Caroline Eden: Red Sands; Black Sea; Cold Kitchen
Eleanor Ford: Fire Island; The Nutmeg Trail; A Whisper of Cardamom
Giorgio Locatelli: Made in Italy; Made in Sicily
Rachel Roddy: Five Quarters; Two Kitchens
Letitia Clark: Bitter Honey
Claudia Roden (various)
Yotam Ottolenghi & Sami Tamimi: Jerusalem
Sami Tamimi & Tara Wigley: Falastin
Nuno Mendes: My Lisbon
Keith Floyd (various)
Anissa Helou: Feast
Anna Del Conte: Amaretto, Apple Cake and Artichokes
Irina Georgescu: Carpathia
Elizabeth David (various)
Lonely Planet: Food Lovers Guide to the World
Greg & Lucy Malouf: Arabesque
Arto der Haroutunian (various)
Tom Tuke-Hastings: Cool Camping
Sarah Winman: Still Life
Donna Leon: Brunetti’s Cookbook
This is a literal snapshot of some of the cookbooks on my shelves at home that have the ability to transport me to far away places. A flick of their pages, maybe a lick of the plate after one of their recipes, and the humdrum becomes a little mistier.
Perhaps it is the currently incessant rain where I am that is making me twitchy for travel. The weather in London is only teasing with occasional sunshine and warmth, and given I won’t be heading off anywhere this summer (don’t feel too sad for me - we go away in September) it will be up to my kitchen bookshelf to transport me to the places and flavours I can for the moment only imagine.

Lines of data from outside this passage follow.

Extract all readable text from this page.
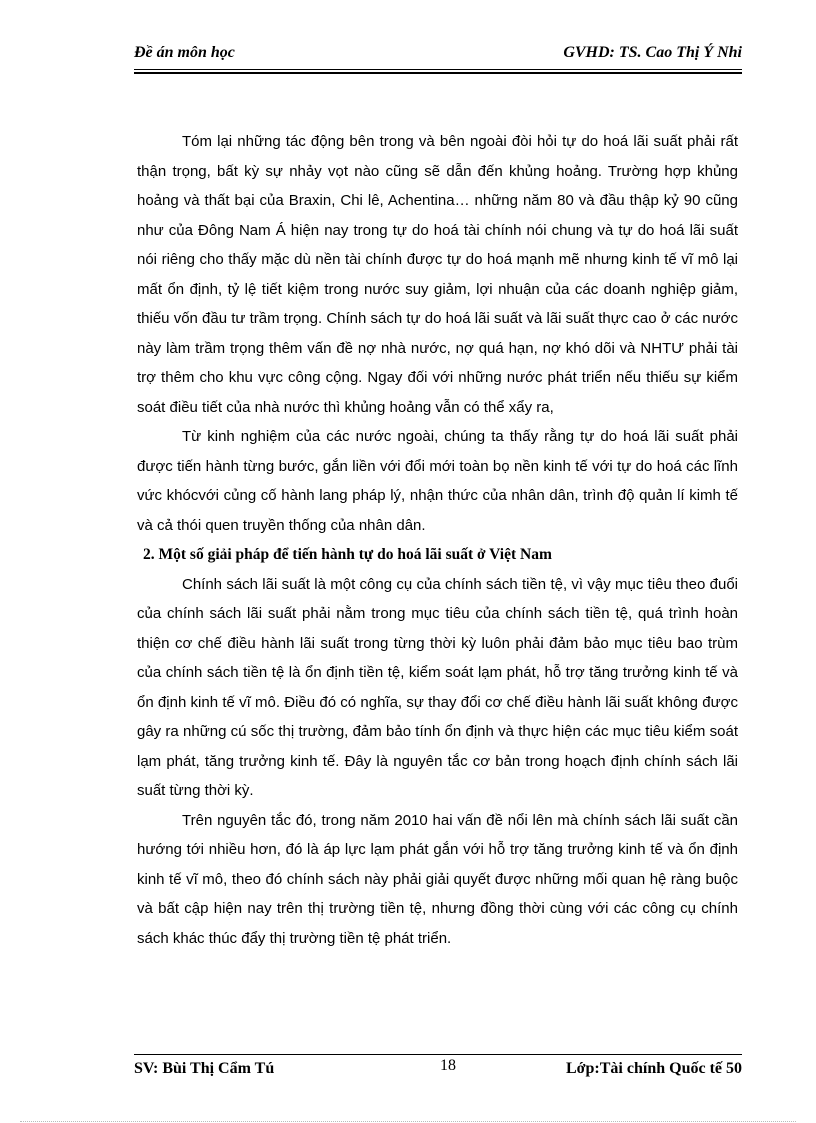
Đề án môn học	GVHD: TS. Cao Thị Ý Nhi

Tóm lại những tác động bên trong và bên ngoài đòi hỏi tự do hoá lãi suất phải rất thận trọng, bất kỳ sự nhảy vọt nào cũng sẽ dẫn đến khủng hoảng. Trường hợp khủng hoảng và thất bại của Braxin, Chi lê, Achentina… những năm 80 và đầu thập kỷ 90 cũng như của Đông Nam Á hiện nay trong tự do hoá tài chính nói chung và tự do hoá lãi suất nói riêng cho thấy mặc dù nền tài chính được tự do hoá mạnh mẽ nhưng kinh tế vĩ mô lại mất ổn định, tỷ lệ tiết kiệm trong nước suy giảm, lợi nhuận của các doanh nghiệp giảm, thiếu vốn đầu tư trầm trọng. Chính sách tự do hoá lãi suất và lãi suất thực cao ở các nước này làm trầm trọng thêm vấn đề nợ nhà nước, nợ quá hạn, nợ khó dõi và NHTƯ phải tài trợ thêm cho khu vực công cộng. Ngay đối với những nước phát triển nếu thiếu sự kiểm soát điều tiết của nhà nước thì khủng hoảng vẫn có thể xẩy ra,

Từ kinh nghiệm của các nước ngoài, chúng ta thấy rằng tự do hoá lãi suất phải được tiến hành từng bước, gắn liền với đổi mới toàn bọ nền kinh tế với tự do hoá các lĩnh vức khócvới củng cố hành lang pháp lý, nhận thức của nhân dân, trình độ quản lí kimh tế và cả thói quen truyền thống của nhân dân.

2. Một số giải pháp để tiến hành tự do hoá lãi suất ở Việt Nam

Chính sách lãi suất là một công cụ của chính sách tiền tệ, vì vậy mục tiêu theo đuổi của chính sách lãi suất phải nằm trong mục tiêu của chính sách tiền tệ, quá trình hoàn thiện cơ chế điều hành lãi suất trong từng thời kỳ luôn phải đảm bảo mục tiêu bao trùm của chính sách tiền tệ là ổn định tiền tệ, kiểm soát lạm phát, hỗ trợ tăng trưởng kinh tế và ổn định kinh tế vĩ mô. Điều đó có nghĩa, sự thay đổi cơ chế điều hành lãi suất không được gây ra những cú sốc thị trường, đảm bảo tính ổn định và thực hiện các mục tiêu kiểm soát lạm phát, tăng trưởng kinh tế. Đây là nguyên tắc cơ bản trong hoạch định chính sách lãi suất từng thời kỳ.

Trên nguyên tắc đó, trong năm 2010 hai vấn đề nổi lên mà chính sách lãi suất cần hướng tới nhiều hơn, đó là áp lực lạm phát gắn với hỗ trợ tăng trưởng kinh tế và ổn định kinh tế vĩ mô, theo đó chính sách này phải giải quyết được những mối quan hệ ràng buộc và bất cập hiện nay trên thị trường tiền tệ, nhưng đồng thời cùng với các công cụ chính sách khác thúc đẩy thị trường tiền tệ phát triển.

SV: Bùi Thị Cẩm Tú	18	Lớp:Tài chính Quốc tế 50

What are the qualities needed for a cookbook to do that job of taking us away from where we are? Interesting recipes, ingredients and imagery for sure. But also the words and stories that accompany them. I need the recipes to sit within a context that places them squarely in the culinary - and therefore wider - culture they come from. A ‘foreign’ recipe isn’t of itself nearly enough to take me there.